The glass of water sat between us, sweating onto the coaster, collecting our silence like condensation. Elena hadn't touched hers. The spinach stuck in her teeth—she'd ordered the salad, always the salad, as if greens could somehow compensate for what we'd become.

"You're such a bull," she said, not looking at me. "Charging through things without thinking. That's why we're here."

Here was the Sphinx, a dive bar on the edge of the city where the neon sign flickered in rhythm with my failing heartbeat. We came here to discuss divorce, though neither of us would say the word. The Sphinx seemed appropriate—riddles without answers, mysteries wrapped in cheap vinyl booths.

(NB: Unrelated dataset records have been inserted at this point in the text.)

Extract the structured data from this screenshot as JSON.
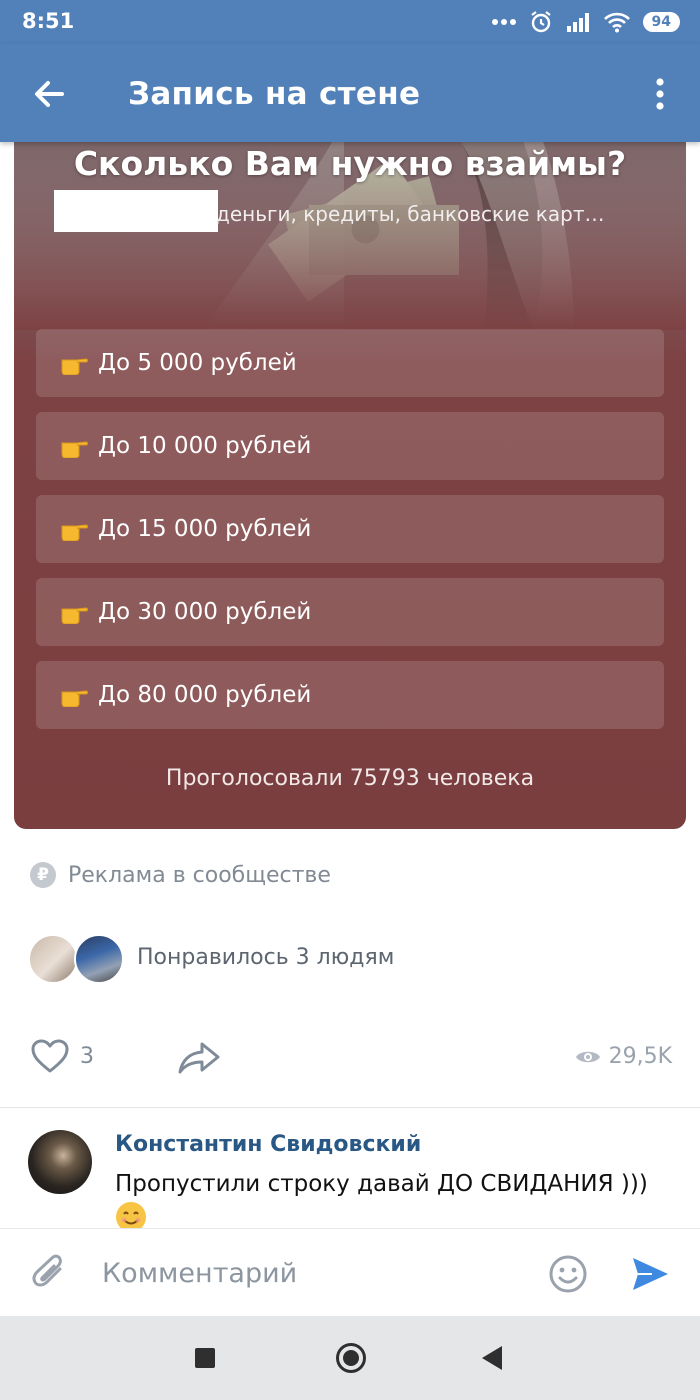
{
  "status_bar": {
    "time": "8:51",
    "battery": "94"
  },
  "header": {
    "title": "Запись на стене"
  },
  "poll": {
    "question": "Сколько Вам нужно взаймы?",
    "subtitle": "деньги, кредиты, банковские карт…",
    "options": [
      {
        "label": "До 5 000 рублей"
      },
      {
        "label": "До 10 000 рублей"
      },
      {
        "label": "До 15 000 рублей"
      },
      {
        "label": "До 30 000 рублей"
      },
      {
        "label": "До 80 000 рублей"
      }
    ],
    "votes_text": "Проголосовали 75793 человека",
    "option_icon": "pointing-hand-icon"
  },
  "ad": {
    "label": "Реклама в сообществе",
    "icon": "ruble-icon",
    "icon_glyph": "₽"
  },
  "likes": {
    "text": "Понравилось 3 людям"
  },
  "actions": {
    "likes_count": "3",
    "views": "29,5K"
  },
  "comment": {
    "author": "Константин Свидовский",
    "text": "Пропустили строку  давай ДО СВИДАНИЯ )))"
  },
  "comment_input": {
    "placeholder": "Комментарий"
  },
  "colors": {
    "header": "#5181b8",
    "poll_bg": "#7b3e3f",
    "link": "#2a5885",
    "send": "#3f8ae0"
  }
}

"I didn't mean to—" I started.

"You never do." Her smile was sharp, beautiful, cruel. "Remember that fox we saw in Tuscany? The one that stole our breakfast? That's you. Sly and hungry and taking what isn't yours."

The fox. Of course she'd bring up Tuscany. That trip where everything had still felt possible, where we'd laughed watching the animal make off with her croissant, where we'd made love on hotel sheets that felt like forgiveness. Now the memory was just another weapon.

The bartender poured another round. The water in my glass had developed a skin, stagnant like us. I thought about Oedipus at the crossroads, riddles that destroyed you when you solved them wrong. Our riddle wasn't what we'd become—but what we never were.

"I hired the lawyer," I said finally. "The bull charges. The fox steals. The spinach dies in the teeth of things that used to be alive."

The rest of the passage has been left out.